The Beacon: What unexpected should the crowd expect while you are on stage?
Robb: I never have any idea of what to expect at the shows. Sometimes they just play the songs, other times they punt newborn babies into the crowd.

The Beacon: I read on your band bio that you spent three years with the Peace Corp. If that is correct--what was that like? Where did you go, and how did it change you?
Robb: That was Cromley. He talked about it a few times. He claims he went to Botswana to engineer a fresh water supply for a group of tribal natives who were defecating in their drinking water and getting dysentery. He said it was hotter than anyplace on earth and that he never thought he'd get so sick of smoking pot, drinking hallucinogenic wine, and banging on drums, but besides hunting, that's all they did to pass the time. He said that doing anything for three straight years will cure you of the habit, but I'm sure Phish fans will disagree. To be honest, I don't really believe him, and I've told him this before, so I'm free to say it here. He lies compulsively. He has an awful habit of stealing stories from other people's lives, and I think he made this up to justify his use of the "Captain" title.

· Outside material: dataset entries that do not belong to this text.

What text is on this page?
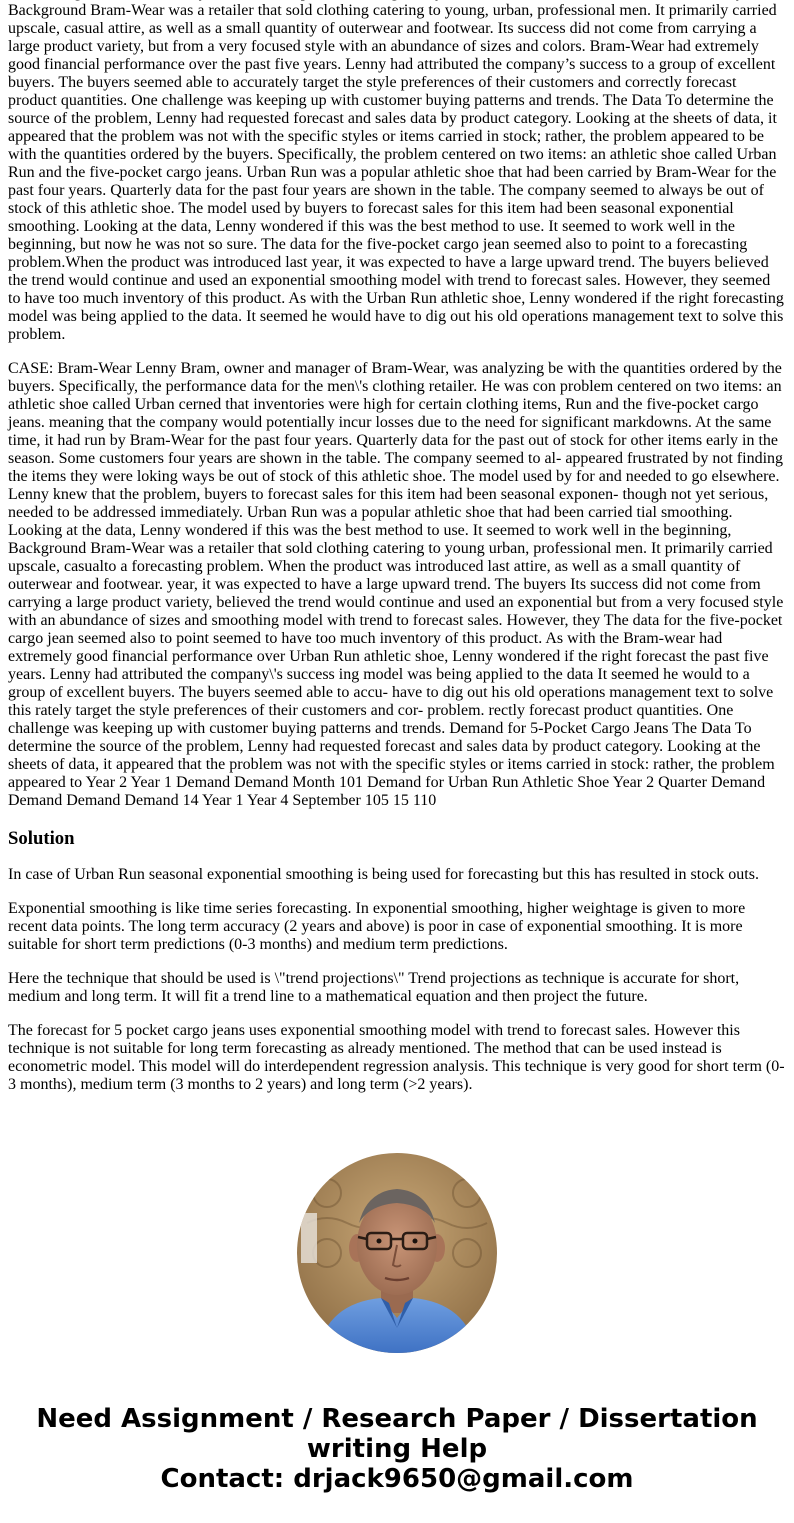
Background Bram-Wear was a retailer that sold clothing catering to young, urban, professional men. It primarily carried upscale, casual attire, as well as a small quantity of outerwear and footwear. Its success did not come from carrying a large product variety, but from a very focused style with an abundance of sizes and colors. Bram-Wear had extremely good financial performance over the past five years. Lenny had attributed the company’s success to a group of excellent buyers. The buyers seemed able to accurately target the style preferences of their customers and correctly forecast product quantities. One challenge was keeping up with customer buying patterns and trends. The Data To determine the source of the problem, Lenny had requested forecast and sales data by product category. Looking at the sheets of data, it appeared that the problem was not with the specific styles or items carried in stock; rather, the problem appeared to be with the quantities ordered by the buyers. Specifically, the problem centered on two items: an athletic shoe called Urban Run and the five-pocket cargo jeans. Urban Run was a popular athletic shoe that had been carried by Bram-Wear for the past four years. Quarterly data for the past four years are shown in the table. The company seemed to always be out of stock of this athletic shoe. The model used by buyers to forecast sales for this item had been seasonal exponential smoothing. Looking at the data, Lenny wondered if this was the best method to use. It seemed to work well in the beginning, but now he was not so sure. The data for the five-pocket cargo jean seemed also to point to a forecasting problem.When the product was introduced last year, it was expected to have a large upward trend. The buyers believed the trend would continue and used an exponential smoothing model with trend to forecast sales. However, they seemed to have too much inventory of this product. As with the Urban Run athletic shoe, Lenny wondered if the right forecasting model was being applied to the data. It seemed he would have to dig out his old operations management text to solve this problem.

CASE: Bram-Wear Lenny Bram, owner and manager of Bram-Wear, was analyzing be with the quantities ordered by the buyers. Specifically, the performance data for the men\'s clothing retailer. He was con problem centered on two items: an athletic shoe called Urban cerned that inventories were high for certain clothing items, Run and the five-pocket cargo jeans. meaning that the company would potentially incur losses due to the need for significant markdowns. At the same time, it had run by Bram-Wear for the past four years. Quarterly data for the past out of stock for other items early in the season. Some customers four years are shown in the table. The company seemed to al- appeared frustrated by not finding the items they were loking ways be out of stock of this athletic shoe. The model used by for and needed to go elsewhere. Lenny knew that the problem, buyers to forecast sales for this item had been seasonal exponen- though not yet serious, needed to be addressed immediately. Urban Run was a popular athletic shoe that had been carried tial smoothing. Looking at the data, Lenny wondered if this was the best method to use. It seemed to work well in the beginning, Background Bram-Wear was a retailer that sold clothing catering to young urban, professional men. It primarily carried upscale, casualto a forecasting problem. When the product was introduced last attire, as well as a small quantity of outerwear and footwear. year, it was expected to have a large upward trend. The buyers Its success did not come from carrying a large product variety, believed the trend would continue and used an exponential but from a very focused style with an abundance of sizes and smoothing model with trend to forecast sales. However, they The data for the five-pocket cargo jean seemed also to point seemed to have too much inventory of this product. As with the Bram-wear had extremely good financial performance over Urban Run athletic shoe, Lenny wondered if the right forecast the past five years. Lenny had attributed the company\'s success ing model was being applied to the data It seemed he would to a group of excellent buyers. The buyers seemed able to accu- have to dig out his old operations management text to solve this rately target the style preferences of their customers and cor- problem. rectly forecast product quantities. One challenge was keeping up with customer buying patterns and trends. Demand for 5-Pocket Cargo Jeans The Data To determine the source of the problem, Lenny had requested forecast and sales data by product category. Looking at the sheets of data, it appeared that the problem was not with the specific styles or items carried in stock: rather, the problem appeared to Year 2 Year 1 Demand Demand Month 101 Demand for Urban Run Athletic Shoe Year 2 Quarter Demand Demand Demand Demand 14 Year 1 Year 4 September 105 15 110

Solution

In case of Urban Run seasonal exponential smoothing is being used for forecasting but this has resulted in stock outs.

Exponential smoothing is like time series forecasting. In exponential smoothing, higher weightage is given to more recent data points. The long term accuracy (2 years and above) is poor in case of exponential smoothing. It is more suitable for short term predictions (0-3 months) and medium term predictions.

Here the technique that should be used is \"trend projections\" Trend projections as technique is accurate for short, medium and long term. It will fit a trend line to a mathematical equation and then project the future.

The forecast for 5 pocket cargo jeans uses exponential smoothing model with trend to forecast sales. However this technique is not suitable for long term forecasting as already mentioned. The method that can be used instead is econometric model. This model will do interdependent regression analysis. This technique is very good for short term (0-3 months), medium term (3 months to 2 years) and long term (>2 years).

Need Assignment / Research Paper / Dissertation
writing Help
Contact: drjack9650@gmail.com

The Beacon: Like a CD is a blank slate for your music, I can tell your body is a canvas for art too. Tell me about your tattoos.
Robb: Not much to them really. They're more like bumper stickers than body art. Nobody likes them very much. I tried getting a few of my friends to get them with me, but nobody wanted plain English in Times New Roman on their body. They wanted "Japanese writing" or Latin, but I don't speak Latin fluently and I can't read Japanese. I mean, what if the guy writes "jerk off" on my skin and I think it means "valor" or whatever. I don't need "jerk off" written on me; that's redundant.

Cromley liked two of my tattoos and got them after he saw them. We share the word "truth" on our ribs and the mathematical symbol for "nothing" around our wrists. My significance for the "truth" has become sarcastic, as has most of what I say and do nowadays. The idea of wearing something as grey and personal as the abstract concept of "truth" in a black and white, simple text on my chest makes me snicker. And Cromley's a bold faced liar, so I'm glad he got it for irony's sake. I believe that time makes nothing life's only constant, and Cromley thinks that time, and life based around it, makes nothing real, so those are our versions of wristwatches.

The Beacon: What is your favorite place, or type of venue to play? And--what is your dream gig?
Robb: The Scranton Cultural Center shows we've had in the past are "lucid dream gigs." The crowds are always great, 200+. We have total creative freedom as well. We have onstage art displays, film running as we play, and crazy theatrical backgrounds. It is by far, the best depiction of what we do.

The Beacon: Do you ever think that (certain) people are afraid of bands like yours--noise, costumes, etc? If so- what are your thoughts on that?
Robb: Some people are afraid of "not getting it." We blend comedy, drama, subtlety, abrasiveness, progressive composition, dance beats, etc. into the act, so if you dance, you'll be able to dance; if you don't, you'll be entertained by looking at the stage. There's nothing to get, really. It is what it is. The stage antics give a tongue-in-cheek nod to the "glamour" of "rock and roll," but the costumes fall off ten seconds into the first song because they (the band) jump around so...much. I never wore costumes on stage. I tend to think it makes things a little too silly, but I'm guessing they're coming from the standpoint that "losing the costumes" while freaking out is a metaphorical commentary on the costumes we, as people, wear daily.

Musically, we believe in saturating the senses to shut down the thought process with the hope that the listener can act more on feeling than on thought. We spend so much time thinking we forget to feel. A release allows us to review/renew the process. Some people already think less and don't need any help.

The Beacon: Where is the future of rock and roll headed, and more importantly--how are you and your band going change it?
Robb: Cromley put it best. "Rock and roll is a gold shitting Terri Schiavo. What music needs is mercy murder."